George Kennan, an American diplomat living in Moscow in 1946, penned the “long telegram” that defined the Cold War in 8,000 words. Elizabeth Goitein, Senior Director of the Brennan Center for Justice’s Liberty and National Security Program, has written – at about one-half the length of Kennan’s telegram – an article in Foreign Affairs that is another landmark piece that in lucid prose describes the essentials of living in an “era of unprecedented government surveillance.”

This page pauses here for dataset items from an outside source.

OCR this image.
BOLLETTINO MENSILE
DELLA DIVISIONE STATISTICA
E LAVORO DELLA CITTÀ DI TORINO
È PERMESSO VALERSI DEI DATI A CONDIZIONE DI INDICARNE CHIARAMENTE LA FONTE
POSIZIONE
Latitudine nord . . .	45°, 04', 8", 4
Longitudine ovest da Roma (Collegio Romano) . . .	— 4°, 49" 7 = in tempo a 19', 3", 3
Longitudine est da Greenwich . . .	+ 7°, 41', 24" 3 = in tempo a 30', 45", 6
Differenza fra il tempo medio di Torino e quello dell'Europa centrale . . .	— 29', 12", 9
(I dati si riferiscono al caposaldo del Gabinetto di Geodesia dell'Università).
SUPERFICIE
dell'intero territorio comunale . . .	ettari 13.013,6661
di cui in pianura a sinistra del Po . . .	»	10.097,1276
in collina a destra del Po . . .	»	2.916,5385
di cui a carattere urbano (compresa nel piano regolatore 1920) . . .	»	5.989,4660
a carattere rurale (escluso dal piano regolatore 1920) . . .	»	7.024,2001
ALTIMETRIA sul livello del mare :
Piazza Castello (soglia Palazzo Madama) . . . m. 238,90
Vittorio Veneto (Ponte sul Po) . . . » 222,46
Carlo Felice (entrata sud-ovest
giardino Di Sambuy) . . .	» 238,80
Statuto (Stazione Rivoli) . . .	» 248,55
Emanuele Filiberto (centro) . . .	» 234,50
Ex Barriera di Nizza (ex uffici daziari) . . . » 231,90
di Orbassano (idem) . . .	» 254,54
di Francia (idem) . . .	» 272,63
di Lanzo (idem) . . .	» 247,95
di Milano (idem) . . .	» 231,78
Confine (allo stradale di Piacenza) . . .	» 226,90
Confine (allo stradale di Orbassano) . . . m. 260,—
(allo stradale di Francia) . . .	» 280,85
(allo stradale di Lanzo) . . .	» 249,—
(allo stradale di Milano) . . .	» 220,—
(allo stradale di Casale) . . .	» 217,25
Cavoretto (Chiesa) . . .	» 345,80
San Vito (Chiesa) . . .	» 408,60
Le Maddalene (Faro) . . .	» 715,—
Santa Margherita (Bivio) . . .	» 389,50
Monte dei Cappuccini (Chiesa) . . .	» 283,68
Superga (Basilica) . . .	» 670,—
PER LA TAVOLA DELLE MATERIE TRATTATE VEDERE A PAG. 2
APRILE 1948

Goitein’s piece centers around Section 702 of the Foreign Intelligence Surveillance Act, designed by Congress to allow targeting foreigners on foreign soil for intelligence purposes. Congress foresaw the need to include measures to protect Americans whose communications are incidentally caught up in this web of surveillance. The law stipulates that the government must “minimize” the collection, sharing, and retention of Americans’ information. And the government must certify that it is not engaging in “reverse targeting,” using the surveillance to work backwards to obtain the communications of particular Americans.

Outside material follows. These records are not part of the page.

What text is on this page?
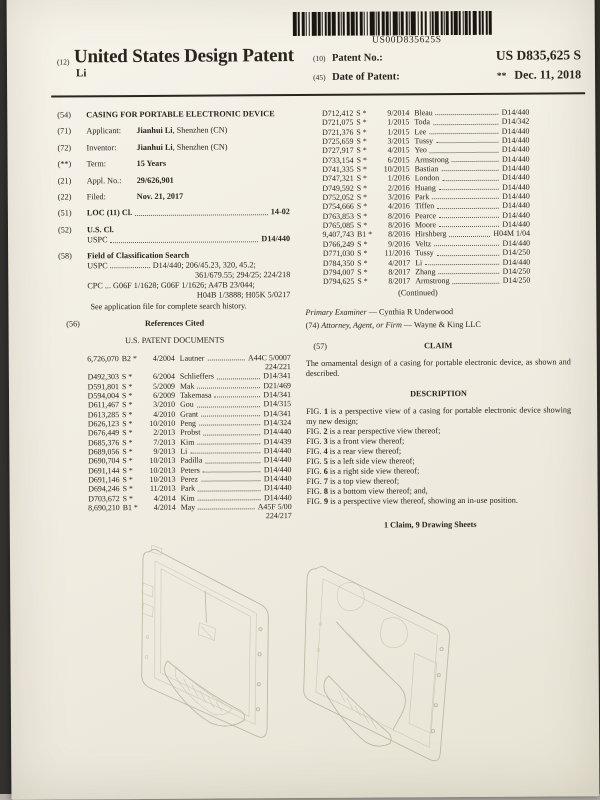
US00D835625S
(12) United States Design Patent
Li
(10) Patent No.:	US D835,625 S
(45) Date of Patent:	** Dec. 11, 2018
(54)	CASING FOR PORTABLE ELECTRONIC DEVICE
(71)	Applicant: Jianhui Li, Shenzhen (CN)
(72)	Inventor: Jianhui Li, Shenzhen (CN)
(**)	Term:	15 Years
(21)	Appl. No.: 29/626,901
(22)	Filed:	Nov. 21, 2017
(51)	LOC (11) Cl.	14-02
(52)	U.S. Cl.
USPC	D14/440
(58)	Field of Classification Search
USPC .................... D14/440; 206/45.23, 320, 45.2;
361/679.55; 294/25; 224/218
CPC ... G06F 1/1628; G06F 1/1626; A47B 23/044;
H04B 1/3888; H05K 5/0217
See application file for complete search history.
(56)	References Cited
U.S. PATENT DOCUMENTS
6,726,070 B2 *	4/2004 Lautner	A44C 5/0007
224/221
D492,303 S *	6/2004 Schlieffers	D14/341
D591,801 S *	5/2009 Mak	D21/469
D594,004 S *	6/2009 Takemasa	D14/341
D611,467 S *	3/2010 Gou	D14/315
D613,285 S *	4/2010 Grant	D14/341
D626,123 S *	10/2010 Peng	D14/324
D676,449 S *	2/2013 Probst	D14/440
D685,376 S *	7/2013 Kim	D14/439
D689,056 S *	9/2013 Li	D14/440
D690,704 S *	10/2013 Padilla	D14/440
D691,144 S *	10/2013 Peters	D14/440
D691,146 S *	10/2013 Perez	D14/440
D694,246 S *	11/2013 Park	D14/440
D703,672 S *	4/2014 Kim	D14/440
8,690,210 B1 *	4/2014 May	A45F 5/00
224/217
D712,412 S *	9/2014 Bleau	D14/440
D721,075 S *	1/2015 Toda	D14/342
D721,376 S *	1/2015 Lee	D14/440
D725,659 S *	3/2015 Tussy	D14/440
D727,917 S *	4/2015 Yeo	D14/440
D733,154 S *	6/2015 Armstrong	D14/440
D741,335 S *	10/2015 Bastian	D14/440
D747,321 S *	1/2016 London	D14/440
D749,592 S *	2/2016 Huang	D14/440
D752,052 S *	3/2016 Park	D14/440
D754,666 S *	4/2016 Tiffen	D14/440
D763,853 S *	8/2016 Pearce	D14/440
D765,085 S *	8/2016 Moore	D14/440
9,407,743 B1 *	8/2016 Hirshberg	H04M 1/04
D766,249 S *	9/2016 Veltz	D14/440
D771,030 S *	11/2016 Tussy	D14/250
D784,350 S *	4/2017 Li	D14/440
D794,007 S *	8/2017 Zhang	D14/250
D794,625 S *	8/2017 Armstrong	D14/250
(Continued)
Primary Examiner — Cynthia R Underwood
(74) Attorney, Agent, or Firm — Wayne & King LLC
(57)	CLAIM
The ornamental design of a casing for portable electronic device, as shown and described.
DESCRIPTION
FIG. 1 is a perspective view of a casing for portable electronic device showing my new design;
FIG. 2 is a rear perspective view thereof;
FIG. 3 is a front view thereof;
FIG. 4 is a rear view thereof;
FIG. 5 is a left side view thereof;
FIG. 6 is a right side view thereof;
FIG. 7 is a top view thereof;
FIG. 8 is a bottom view thereof; and,
FIG. 9 is a perspective view thereof, showing an in-use position.
1 Claim, 9 Drawing Sheets
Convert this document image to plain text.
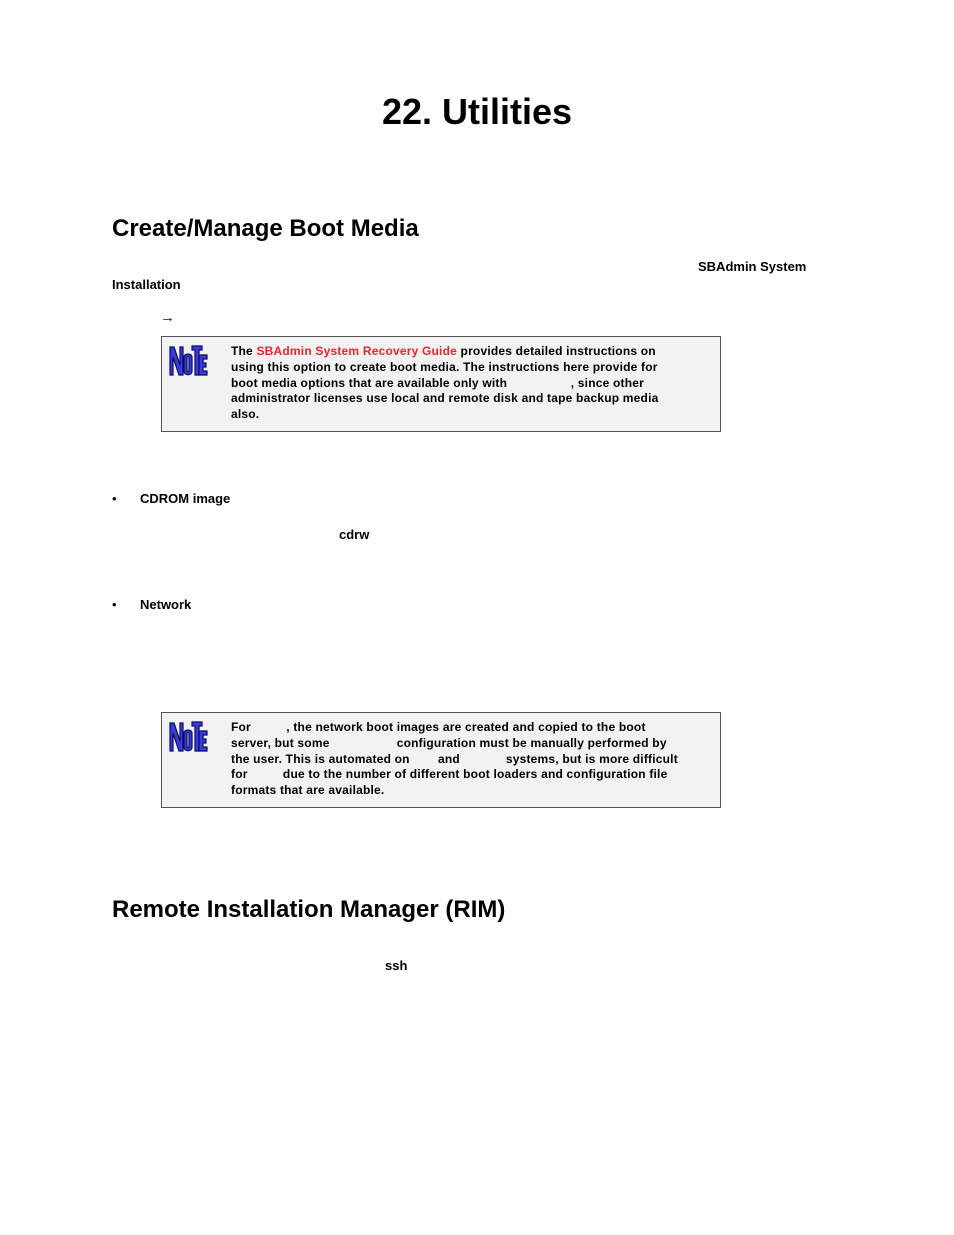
22. Utilities
Create/Manage Boot Media
SBAdmin System
Installation
→
The SBAdmin System Recovery Guide provides detailed instructions on
using this option to create boot media. The instructions here provide for
boot media options that are available only with                  , since other
administrator licenses use local and remote disk and tape backup media
also.
• CDROM image
cdrw
• Network
For          , the network boot images are created and copied to the boot
server, but some                   configuration must be manually performed by
the user. This is automated on        and             systems, but is more difficult
for          due to the number of different boot loaders and configuration file
formats that are available.
Remote Installation Manager (RIM)
ssh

Elizabeth Goitein then contrasts the intentions of Congress and the reality of Section 702 in practice:
“Fifteen years into the program, it is clear that these protections are not working. The government, with the FISA Court’s backing, has adopted a remarkably maximal interpretation of minimization. After collecting the data, the NSA routinely shares portions of it—including Americans’ communications—with the CIA, the FBI, and the National Counterterrorism Center. All agencies retain the data for at least five years, and in some cases, such as when the data is encrypted, much longer.

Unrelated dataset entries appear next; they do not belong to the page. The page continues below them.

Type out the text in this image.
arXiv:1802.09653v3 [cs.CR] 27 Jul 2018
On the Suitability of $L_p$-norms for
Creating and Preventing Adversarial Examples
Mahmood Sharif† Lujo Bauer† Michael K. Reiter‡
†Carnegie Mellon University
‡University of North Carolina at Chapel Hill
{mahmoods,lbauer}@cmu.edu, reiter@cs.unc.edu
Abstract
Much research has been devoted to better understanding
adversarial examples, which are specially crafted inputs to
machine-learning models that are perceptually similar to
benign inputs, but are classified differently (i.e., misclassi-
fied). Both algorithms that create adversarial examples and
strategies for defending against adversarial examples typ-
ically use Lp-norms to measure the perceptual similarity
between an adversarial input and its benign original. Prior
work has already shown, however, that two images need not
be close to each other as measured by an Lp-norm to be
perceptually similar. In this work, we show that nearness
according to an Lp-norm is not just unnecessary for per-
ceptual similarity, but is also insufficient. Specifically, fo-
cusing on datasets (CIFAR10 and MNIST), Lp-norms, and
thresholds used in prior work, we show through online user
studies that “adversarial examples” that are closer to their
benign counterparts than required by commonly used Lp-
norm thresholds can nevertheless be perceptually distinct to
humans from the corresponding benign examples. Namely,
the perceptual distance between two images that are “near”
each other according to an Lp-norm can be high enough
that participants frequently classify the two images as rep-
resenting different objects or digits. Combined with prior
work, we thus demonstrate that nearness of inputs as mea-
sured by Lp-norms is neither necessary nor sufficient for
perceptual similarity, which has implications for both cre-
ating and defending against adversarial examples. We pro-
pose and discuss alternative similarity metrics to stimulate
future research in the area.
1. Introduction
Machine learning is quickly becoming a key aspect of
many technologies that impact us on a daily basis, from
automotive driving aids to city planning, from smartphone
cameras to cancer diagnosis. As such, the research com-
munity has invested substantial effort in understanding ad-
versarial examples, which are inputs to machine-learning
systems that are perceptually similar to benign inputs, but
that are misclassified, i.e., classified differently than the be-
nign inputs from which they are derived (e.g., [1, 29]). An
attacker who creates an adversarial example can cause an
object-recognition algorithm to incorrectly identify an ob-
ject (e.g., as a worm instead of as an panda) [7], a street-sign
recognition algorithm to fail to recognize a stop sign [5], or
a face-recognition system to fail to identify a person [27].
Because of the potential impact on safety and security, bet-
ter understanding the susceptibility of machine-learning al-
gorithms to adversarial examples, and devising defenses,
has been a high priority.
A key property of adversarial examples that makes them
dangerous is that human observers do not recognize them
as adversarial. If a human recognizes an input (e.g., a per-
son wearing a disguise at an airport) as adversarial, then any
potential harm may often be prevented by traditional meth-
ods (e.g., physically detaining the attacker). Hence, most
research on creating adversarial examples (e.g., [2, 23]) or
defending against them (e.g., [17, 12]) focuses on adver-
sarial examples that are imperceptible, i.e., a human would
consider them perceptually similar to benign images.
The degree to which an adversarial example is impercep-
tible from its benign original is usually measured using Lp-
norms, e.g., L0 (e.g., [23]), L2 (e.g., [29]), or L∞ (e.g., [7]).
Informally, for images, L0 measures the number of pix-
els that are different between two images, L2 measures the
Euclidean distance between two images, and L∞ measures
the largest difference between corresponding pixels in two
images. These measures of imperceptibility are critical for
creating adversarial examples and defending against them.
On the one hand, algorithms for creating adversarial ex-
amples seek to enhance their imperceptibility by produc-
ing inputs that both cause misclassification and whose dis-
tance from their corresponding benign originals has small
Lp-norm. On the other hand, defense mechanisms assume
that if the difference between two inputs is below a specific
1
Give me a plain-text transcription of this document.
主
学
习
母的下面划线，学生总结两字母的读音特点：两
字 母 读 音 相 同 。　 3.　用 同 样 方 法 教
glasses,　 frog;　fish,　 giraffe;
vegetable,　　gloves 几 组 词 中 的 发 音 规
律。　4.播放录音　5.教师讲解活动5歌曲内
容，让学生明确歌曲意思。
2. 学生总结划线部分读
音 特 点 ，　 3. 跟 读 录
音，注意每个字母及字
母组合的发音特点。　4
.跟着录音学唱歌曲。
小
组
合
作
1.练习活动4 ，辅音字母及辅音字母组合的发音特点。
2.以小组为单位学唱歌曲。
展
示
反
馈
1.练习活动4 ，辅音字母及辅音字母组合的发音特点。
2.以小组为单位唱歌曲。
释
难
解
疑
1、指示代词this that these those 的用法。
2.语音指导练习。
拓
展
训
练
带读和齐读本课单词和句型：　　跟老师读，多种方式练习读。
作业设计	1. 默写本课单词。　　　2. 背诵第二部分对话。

“The most controversial aspect of the program, however, is the use of ‘backdoor searches’ (or, as the government refers to them, ‘U.S. person queries’): the practice of electronically searching the Section 702–acquired data to find and retrieve Americans’ phone calls, text messages, and emails. In other words, having obtained the data without a warrant by certifying that it is not seeking access to the communications of particular, known Americans, the government then intentionally searches that very data for the communications of particular, known Americans.”
You know you’re in the hands of a skillful writer when she steps back and just lets the facts convey the irony.
Goitein goes on to detail reforms to Section 702 that should be a prerequisite for its reauthorization before this authority sunsets at the end of this year. But she makes it clear that this is just one tool the government uses to spy on Americans. Another is the purchasing of our most sensitive personal information by government agents from data brokers. Yet another is bulk collection of data under 12333 – authorized not by a statute, but by an Executive Order.
“In short, the United States is long overdue for a rightsizing of government surveillance,” Goitein writes. “The reauthorization of Section 702 provides the best opportunity Congress has had since 9/11, and perhaps will have for a long time, for that undertaking … But unless Congress is willing to attack the other heads of the Hydra, it will have done little to rein in warrantless surveillance of Americans.”